Figure 4. TEM cross-section images of C. lytica CECT 8139 colonies under different iridescent conditions.

(a–e) C. lytica was aerobically grown for 24 h at 25 °C on Cytophaga agar (CYT). (f) C. lytica was aerobically grown for 24 h at 25 °C on Marine Agar (MA).

Figure 5. Comparison of experimental and modeled light scattering data and reflectance spectra.
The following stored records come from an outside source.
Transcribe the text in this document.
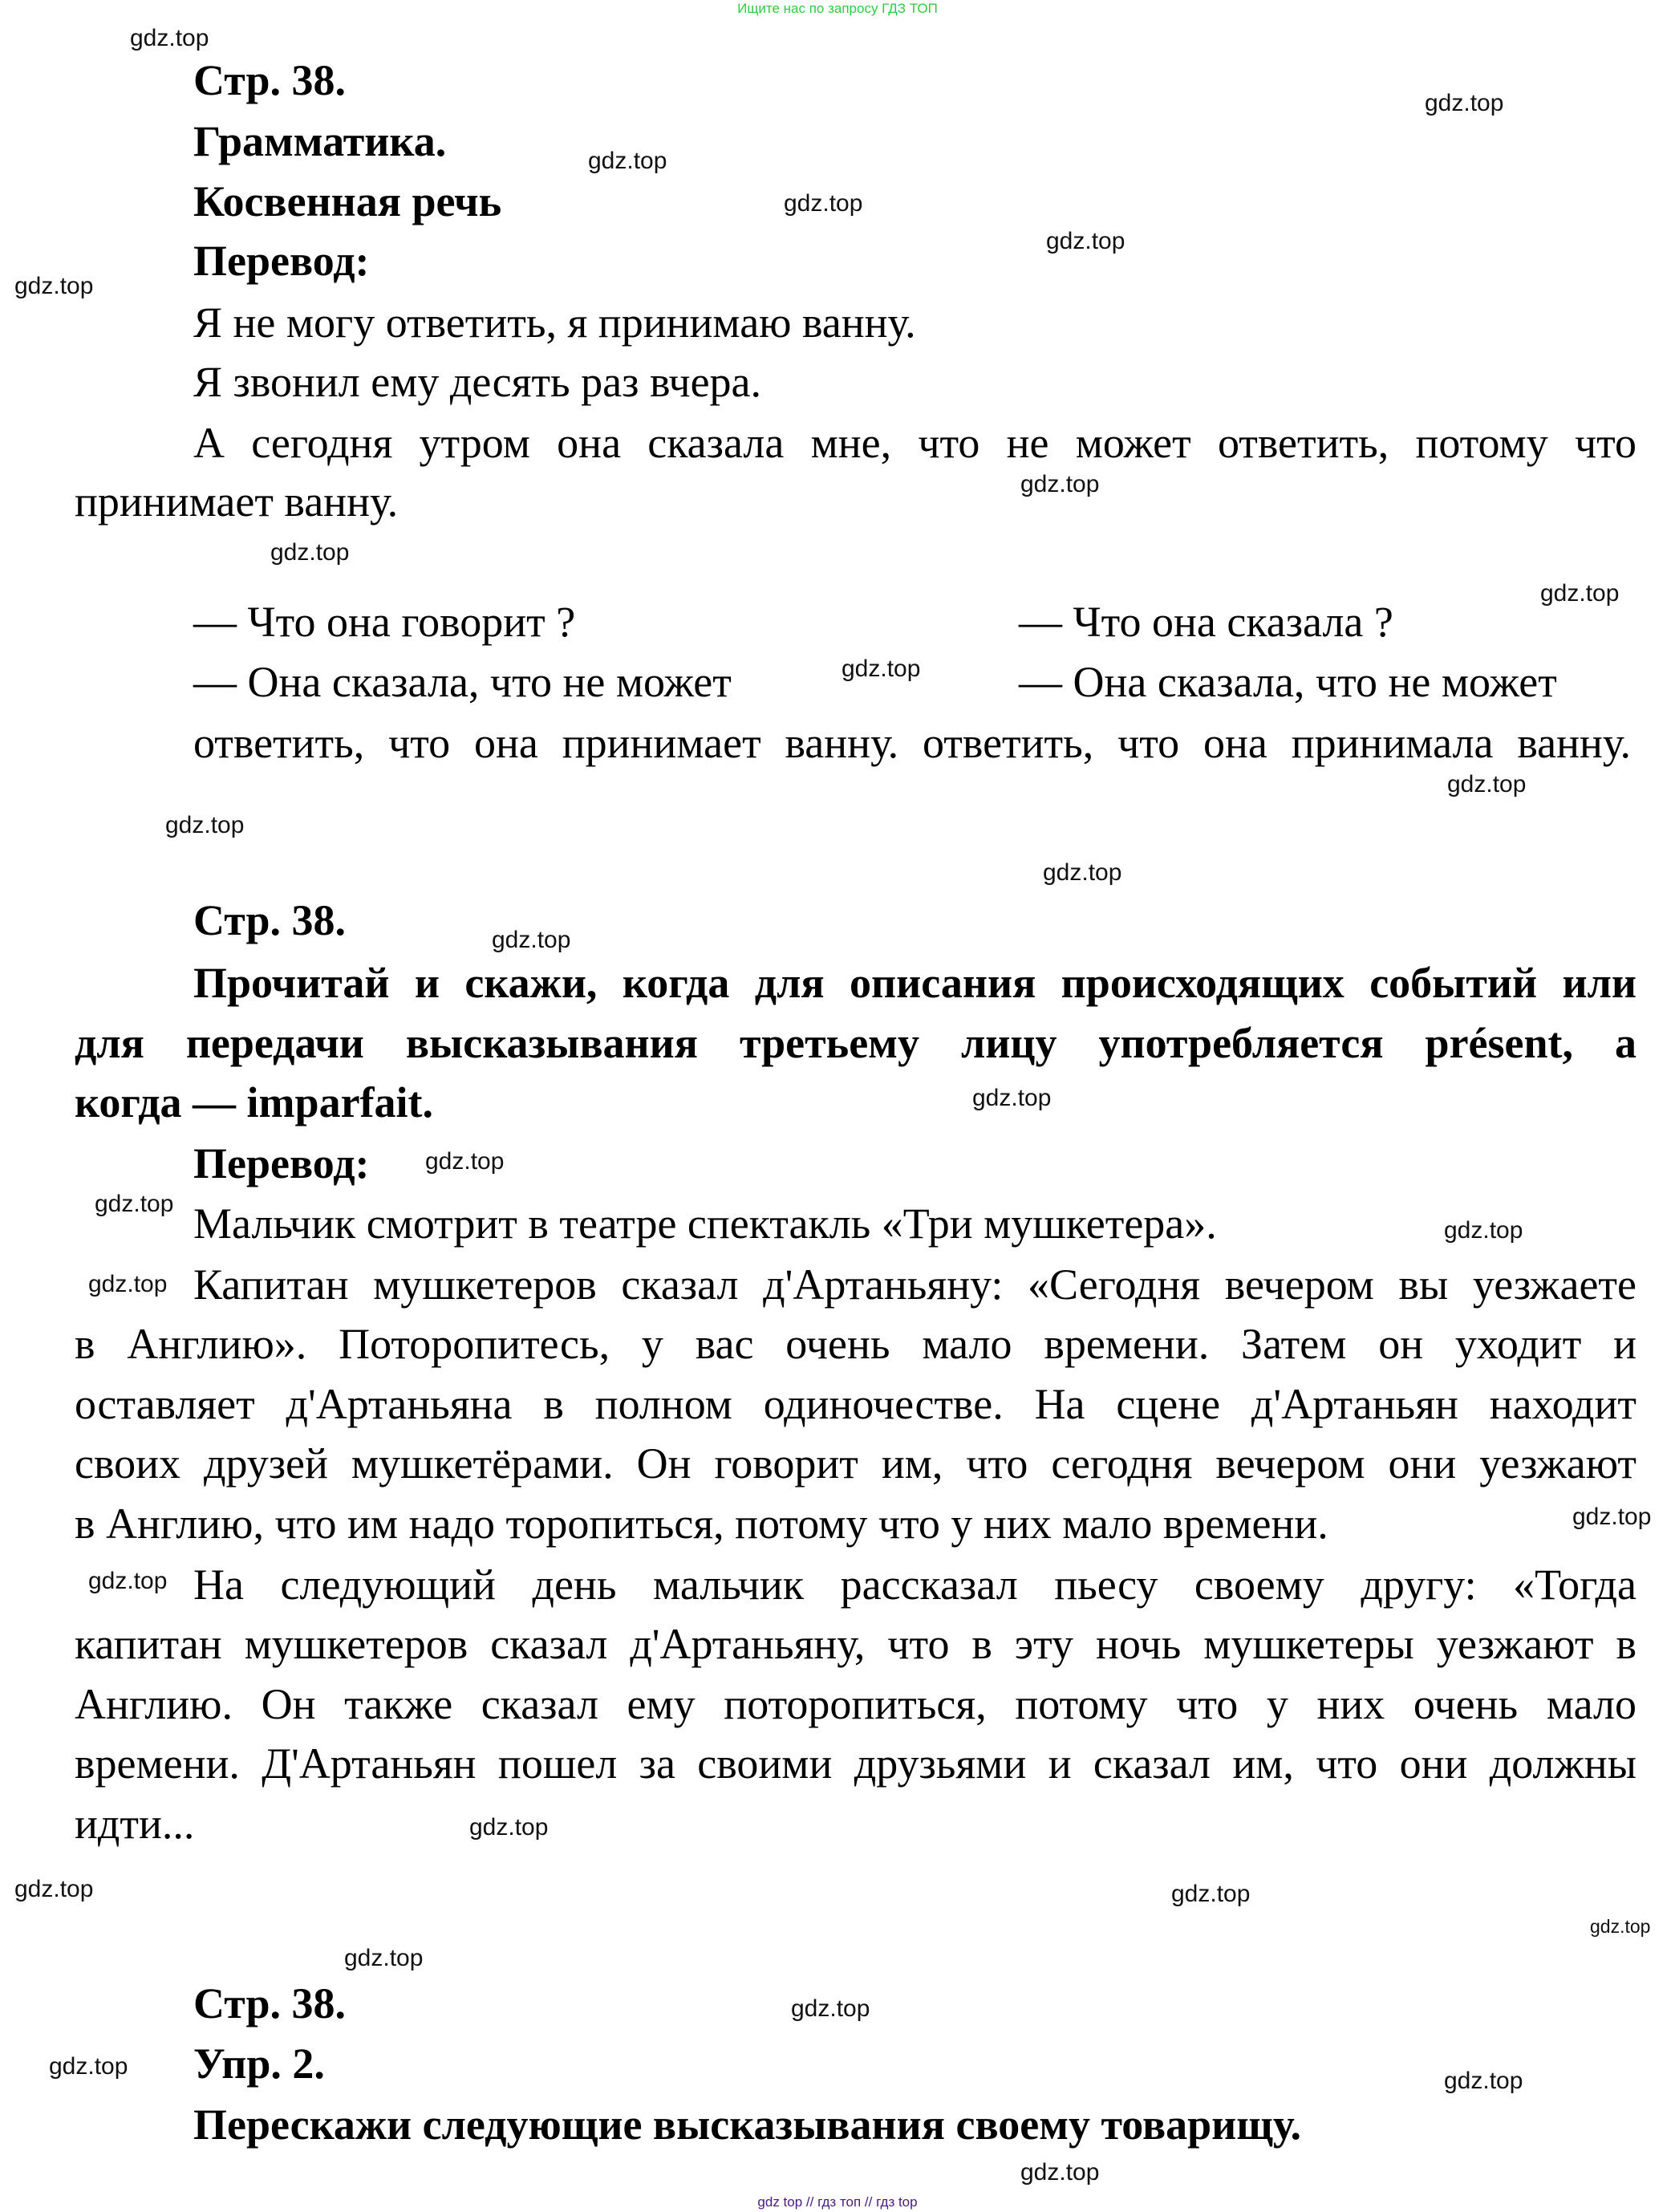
Ищите нас по запросу ГДЗ ТОП
Стр. 38.
Грамматика.
Косвенная речь
Перевод:
Я не могу ответить, я принимаю ванну.
Я звонил ему десять раз вчера.
А сегодня утром она сказала мне, что не может ответить, потому что
принимает ванну.
— Что она говорит ?	— Что она сказала ?
— Она сказала, что не может	— Она сказала, что не может
ответить, что она принимает ванну. ответить, что она принимала ванну.
Стр. 38.
Прочитай и скажи, когда для описания происходящих событий или
для передачи высказывания третьему лицу употребляется présent, а
когда — imparfait.
Перевод:
Мальчик смотрит в театре спектакль «Три мушкетера».
Капитан мушкетеров сказал д'Артаньяну: «Сегодня вечером вы уезжаете
в Англию». Поторопитесь, у вас очень мало времени. Затем он уходит и
оставляет д'Артаньяна в полном одиночестве. На сцене д'Артаньян находит
своих друзей мушкетёрами. Он говорит им, что сегодня вечером они уезжают
в Англию, что им надо торопиться, потому что у них мало времени.
На следующий день мальчик рассказал пьесу своему другу: «Тогда
капитан мушкетеров сказал д'Артаньяну, что в эту ночь мушкетеры уезжают в
Англию. Он также сказал ему поторопиться, потому что у них очень мало
времени. Д'Артаньян пошел за своими друзьями и сказал им, что они должны
идти...
Стр. 38.
Упр. 2.
Перескажи следующие высказывания своему товарищу.
gdz.top
gdz.top
gdz.top
gdz.top
gdz.top
gdz.top
gdz.top
gdz.top
gdz.top
gdz.top
gdz.top
gdz.top
gdz.top
gdz.top
gdz.top
gdz.top
gdz.top
gdz.top
gdz.top
gdz.top
gdz.top
gdz.top
gdz.top
gdz.top
gdz.top
gdz.top
gdz.top
gdz.top
gdz.top
gdz.top
gdz top // гдз топ // гдз top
(a) Schematic diagram of the model geometry. Two sets of scattering planes have been highlighted. (b) Modeled scattering pattern for a hexagonal-packed array with a periodicity of 320 nm. Data are shown (as in (c,d) using a color intensity scale for each scattered wavelength. (c) Experimental light scattering data. The sample was illuminated at an incident angle of −30°. (d) Modeled scattering pattern which comprises a weighted average of scattering patterns from many models with a range of geometric orientations. (e,f) Experimental and modeled reflectance spectra, calculated by summing optical scatter in the reflectance hemisphere. (e) Experimental (black line) and modeled (red line) reflectance data, calculated by summing the optical scatter plotted in (a) (experimental) and (d) (modeled). (f) Experimental reflectance data (as in (e)) overlaid with modeled reflectance, calculated using a multi-periodicity approach and a weighted average derived from the periodicity displayed in Fig. 3(d,e) and Supplementary Dataset S6.